Mr Bernanke's opponents say he allowed the sub-prime-fuelled housing bubble - started on Mr Greenspan's watch - to build up and then watched while the property market collapsed.
As fear spread and the credit markets froze in 2007, causing the collapse of two of Bear Stearns' hedge funds in July, Fed officials continued to say throughout the summer that it would have no effect on the broader markets.
As the panic started to grow, the Fed began to realise the impact that US homeowners defaulting on their loans was having on banks, and made its first interest-rate cut in four years.
From then on, it seemed that Mr Bernanke was behind the curve.
As stock markets continued to fall and banks stopped lending to each other, the Fed resorted to shock tactics.
It made a surprise unscheduled rate reduction in January 2008 - its first emergency cut since September 2001, as well as its largest since 1982 - in an attempt to get banks lending and restore confidence.
But the reaction was muted, and it appeared the gamble failed. To many, the emperor had no clothes.
The Fed did not appear to understand the extent to which banks had borrowed to invest in risky or toxic derivatives, or how great the loss of confidence in the banking system was.
Draw a line
Most are still angry about Mr Bernanke's inconsistent handling of the US investment banks' domino-style collapse in 2008.
Bear Stearns ended its 85 years as an independent firm in May, selling itself to JP Morgan Chase.
But it was in September that year that the tidal wave began in earnest.
Merrill Lynch and Lehman Brothers were teetering on collapse, and the Fed spent a tense weekend co-ordinating the sale of the former to Bank of America.
But when a deal could not be agreed for Lehman Brothers, the Fed decided to draw a line and let it go.
The collapse of Lehman, the largest bankruptcy in US history, set off shockwaves.
Days later, the Fed was forced to abandon this and bail out the insurer AIG. It is now 80% state-owned, having received a total of $182.5bn of government funding.
The Fed, along with the US Treasury, organised the $700bn bank bail-out plan in October 2008, cut rates to almost zero and has since spent an additional $3tn propping up the credit markets through various emergency lending measures.
The central bank began purchasing mortgage-backed securities, doubling the size of the Fed's balance sheet to more than $2tn in less than a year.
Mr Bernanke's seeming failure to understand the systemic risks to the banking system, or to regulate the complex financial products that almost caused its collapse, still irks politicians.
But so far, he has been unapologetic about his performance.
"The Fed played a major part in arresting the crisis, and we should be seeking to preserve, not degrade, the institution's ability to foster financial stability and to promote economic recovery without inflation," he wrote in his Post editorial.
"The Federal Reserve, like other regulators around the world, did not do all that it could have to constrain excessive risk-taking in the financial sector in the period leading up to the crisis," he added.

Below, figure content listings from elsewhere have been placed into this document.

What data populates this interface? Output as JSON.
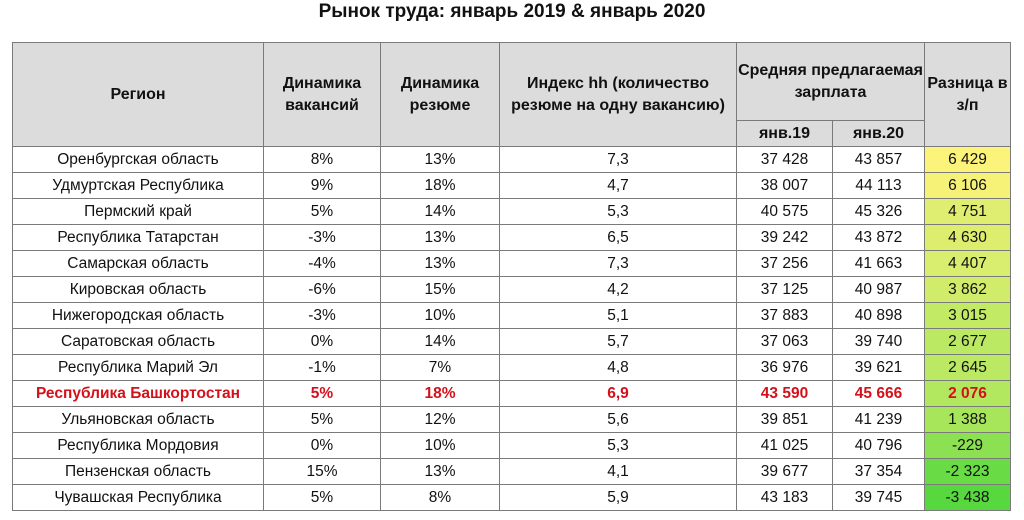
{
  "title": "Рынок труда: январь 2019 & январь 2020",
  "headers": {
    "region": "Регион",
    "vacancies": "Динамика вакансий",
    "resumes": "Динамика резюме",
    "hh_index": "Индекс hh (количество резюме на одну вакансию)",
    "salary_group": "Средняя предлагаемая зарплата",
    "jan19": "янв.19",
    "jan20": "янв.20",
    "diff": "Разница в з/п"
  },
  "colors": {
    "header_bg": "#dcdcdc",
    "highlight_text": "#d4111b",
    "diff_scale_high": "#fbf37a",
    "diff_scale_low": "#56d83e"
  },
  "highlight_region": "Республика Башкортостан",
  "chart_data": {
    "type": "table",
    "title": "Рынок труда: январь 2019 & январь 2020",
    "columns": [
      "Регион",
      "Динамика вакансий",
      "Динамика резюме",
      "Индекс hh (количество резюме на одну вакансию)",
      "Средняя предлагаемая зарплата янв.19",
      "Средняя предлагаемая зарплата янв.20",
      "Разница в з/п"
    ],
    "rows": [
      {
        "region": "Оренбургская область",
        "vacancies": "8%",
        "resumes": "13%",
        "index": "7,3",
        "jan19": "37 428",
        "jan20": "43 857",
        "diff": "6 429",
        "diff_value": 6429
      },
      {
        "region": "Удмуртская Республика",
        "vacancies": "9%",
        "resumes": "18%",
        "index": "4,7",
        "jan19": "38 007",
        "jan20": "44 113",
        "diff": "6 106",
        "diff_value": 6106
      },
      {
        "region": "Пермский край",
        "vacancies": "5%",
        "resumes": "14%",
        "index": "5,3",
        "jan19": "40 575",
        "jan20": "45 326",
        "diff": "4 751",
        "diff_value": 4751
      },
      {
        "region": "Республика Татарстан",
        "vacancies": "-3%",
        "resumes": "13%",
        "index": "6,5",
        "jan19": "39 242",
        "jan20": "43 872",
        "diff": "4 630",
        "diff_value": 4630
      },
      {
        "region": "Самарская область",
        "vacancies": "-4%",
        "resumes": "13%",
        "index": "7,3",
        "jan19": "37 256",
        "jan20": "41 663",
        "diff": "4 407",
        "diff_value": 4407
      },
      {
        "region": "Кировская область",
        "vacancies": "-6%",
        "resumes": "15%",
        "index": "4,2",
        "jan19": "37 125",
        "jan20": "40 987",
        "diff": "3 862",
        "diff_value": 3862
      },
      {
        "region": "Нижегородская область",
        "vacancies": "-3%",
        "resumes": "10%",
        "index": "5,1",
        "jan19": "37 883",
        "jan20": "40 898",
        "diff": "3 015",
        "diff_value": 3015
      },
      {
        "region": "Саратовская область",
        "vacancies": "0%",
        "resumes": "14%",
        "index": "5,7",
        "jan19": "37 063",
        "jan20": "39 740",
        "diff": "2 677",
        "diff_value": 2677
      },
      {
        "region": "Республика Марий Эл",
        "vacancies": "-1%",
        "resumes": "7%",
        "index": "4,8",
        "jan19": "36 976",
        "jan20": "39 621",
        "diff": "2 645",
        "diff_value": 2645
      },
      {
        "region": "Республика Башкортостан",
        "vacancies": "5%",
        "resumes": "18%",
        "index": "6,9",
        "jan19": "43 590",
        "jan20": "45 666",
        "diff": "2 076",
        "diff_value": 2076
      },
      {
        "region": "Ульяновская область",
        "vacancies": "5%",
        "resumes": "12%",
        "index": "5,6",
        "jan19": "39 851",
        "jan20": "41 239",
        "diff": "1 388",
        "diff_value": 1388
      },
      {
        "region": "Республика Мордовия",
        "vacancies": "0%",
        "resumes": "10%",
        "index": "5,3",
        "jan19": "41 025",
        "jan20": "40 796",
        "diff": "-229",
        "diff_value": -229
      },
      {
        "region": "Пензенская область",
        "vacancies": "15%",
        "resumes": "13%",
        "index": "4,1",
        "jan19": "39 677",
        "jan20": "37 354",
        "diff": "-2 323",
        "diff_value": -2323
      },
      {
        "region": "Чувашская Республика",
        "vacancies": "5%",
        "resumes": "8%",
        "index": "5,9",
        "jan19": "43 183",
        "jan20": "39 745",
        "diff": "-3 438",
        "diff_value": -3438
      }
    ]
  }
}
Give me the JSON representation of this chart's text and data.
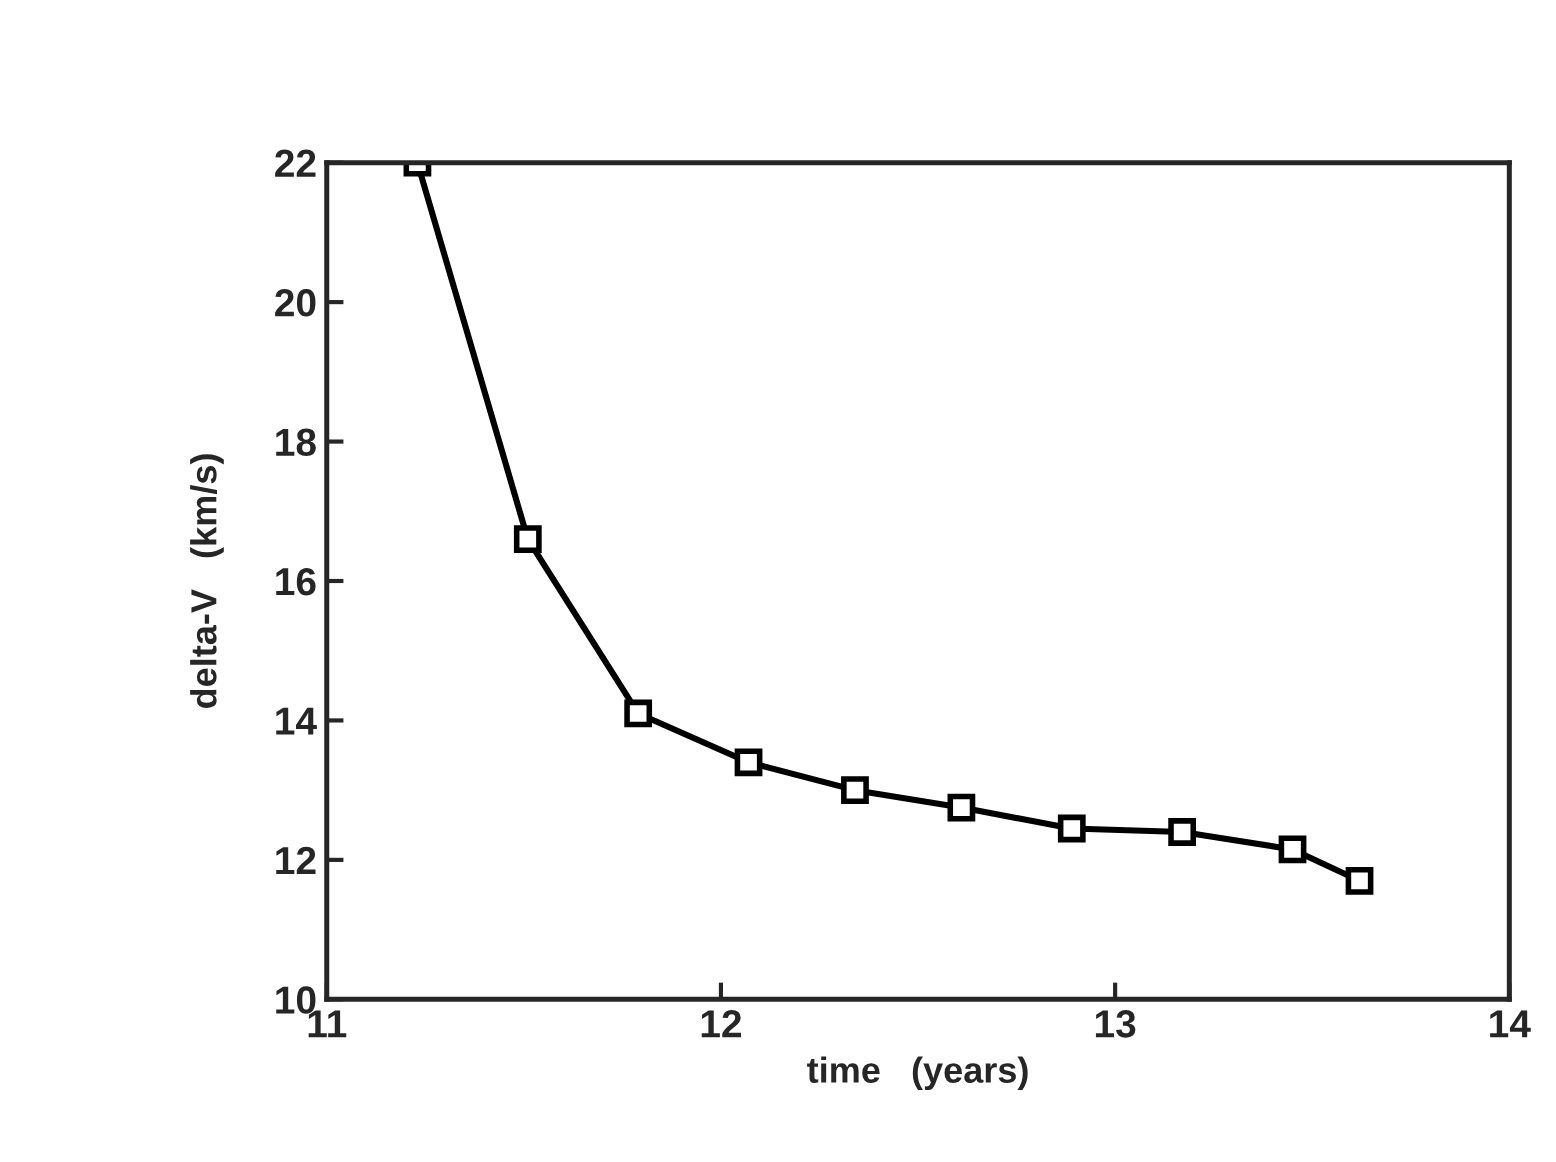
{
  "chart_data": {
    "type": "line",
    "xlabel": "time   (years)",
    "ylabel": "delta-V   (km/s)",
    "x": [
      11.23,
      11.51,
      11.79,
      12.07,
      12.34,
      12.61,
      12.89,
      13.17,
      13.45,
      13.62
    ],
    "series": [
      {
        "color": "#000000",
        "values": [
          22.0,
          16.6,
          14.1,
          13.4,
          13.0,
          12.75,
          12.45,
          12.4,
          12.15,
          11.7
        ]
      }
    ],
    "xlim": [
      11,
      14
    ],
    "xticks": [
      11,
      12,
      13,
      14
    ],
    "ylim": [
      10,
      22
    ],
    "yticks": [
      10,
      12,
      14,
      16,
      18,
      20,
      22
    ],
    "marker": "square",
    "line_style": "solid",
    "grid": false,
    "legend": false
  }
}
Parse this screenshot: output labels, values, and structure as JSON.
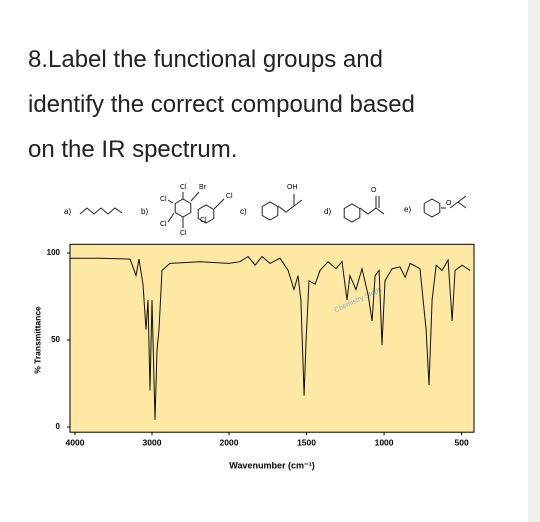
{
  "question": {
    "lines": [
      "8.Label the functional groups and",
      "identify the correct compound based",
      "on the IR spectrum."
    ]
  },
  "options": [
    {
      "label": "a)"
    },
    {
      "label": "b)",
      "atoms": [
        "Cl",
        "Br",
        "Cl",
        "Cl",
        "Cl",
        "Cl",
        "Cl"
      ]
    },
    {
      "label": "c)",
      "atoms": [
        "OH"
      ]
    },
    {
      "label": "d)",
      "atoms": [
        "O"
      ]
    },
    {
      "label": "e)",
      "atoms": [
        "O"
      ]
    }
  ],
  "chart_data": {
    "type": "line",
    "xlabel": "Wavenumber (cm⁻¹)",
    "ylabel": "% Transmittance",
    "watermark": "Chemistry Steps",
    "x": [
      4065,
      3675,
      3285,
      3208,
      3169,
      3117,
      3078,
      3052,
      3026,
      3000,
      2961,
      2935,
      2909,
      2870,
      2766,
      2376,
      2000,
      1929,
      1877,
      1832,
      1787,
      1735,
      1671,
      1619,
      1581,
      1555,
      1536,
      1516,
      1503,
      1484,
      1445,
      1413,
      1361,
      1310,
      1271,
      1239,
      1220,
      1181,
      1142,
      1103,
      1077,
      1058,
      1032,
      1013,
      994,
      948,
      897,
      864,
      832,
      768,
      729,
      710,
      690,
      664,
      626,
      587,
      561,
      542,
      497,
      445
    ],
    "values": [
      97,
      97,
      96.5,
      87,
      96.5,
      82,
      56,
      73,
      21,
      73,
      4,
      44,
      56,
      90,
      94,
      95,
      94,
      95,
      98,
      93,
      98,
      94,
      97,
      90,
      79,
      87,
      73,
      18,
      50,
      84,
      82,
      90,
      95,
      91,
      95,
      73,
      87,
      79,
      91,
      76,
      61,
      87,
      90,
      47,
      84,
      91,
      92,
      86,
      94,
      91,
      56,
      24,
      73,
      93,
      90,
      96,
      61,
      90,
      93,
      90
    ],
    "color": "#111111",
    "background": "#fde9a3",
    "xlim": [
      4065,
      420
    ],
    "x_scale_break": 2000,
    "ylim": [
      -3,
      105
    ],
    "xticks": [
      4000,
      3000,
      2000,
      1500,
      1000,
      500
    ],
    "yticks": [
      0,
      50,
      100
    ]
  }
}
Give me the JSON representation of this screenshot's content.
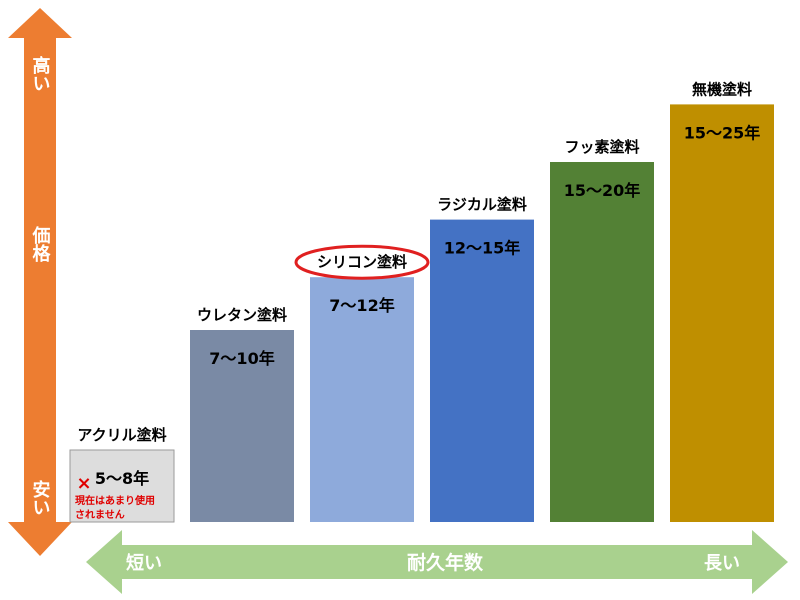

"The government's actions to avoid financial collapse last fall - as distasteful and unfair as some undoubtedly were - were unfortunately necessary to prevent a global economic catastrophe that could have rivalled the Great Depression in length and severity."
As of now, there is no risk that Mr Bernanke will be kicked out of his job. There are enough votes from both parties to re-confirm him.
But these are humbling times for the Fed, an institution not normally used to defending itself in public.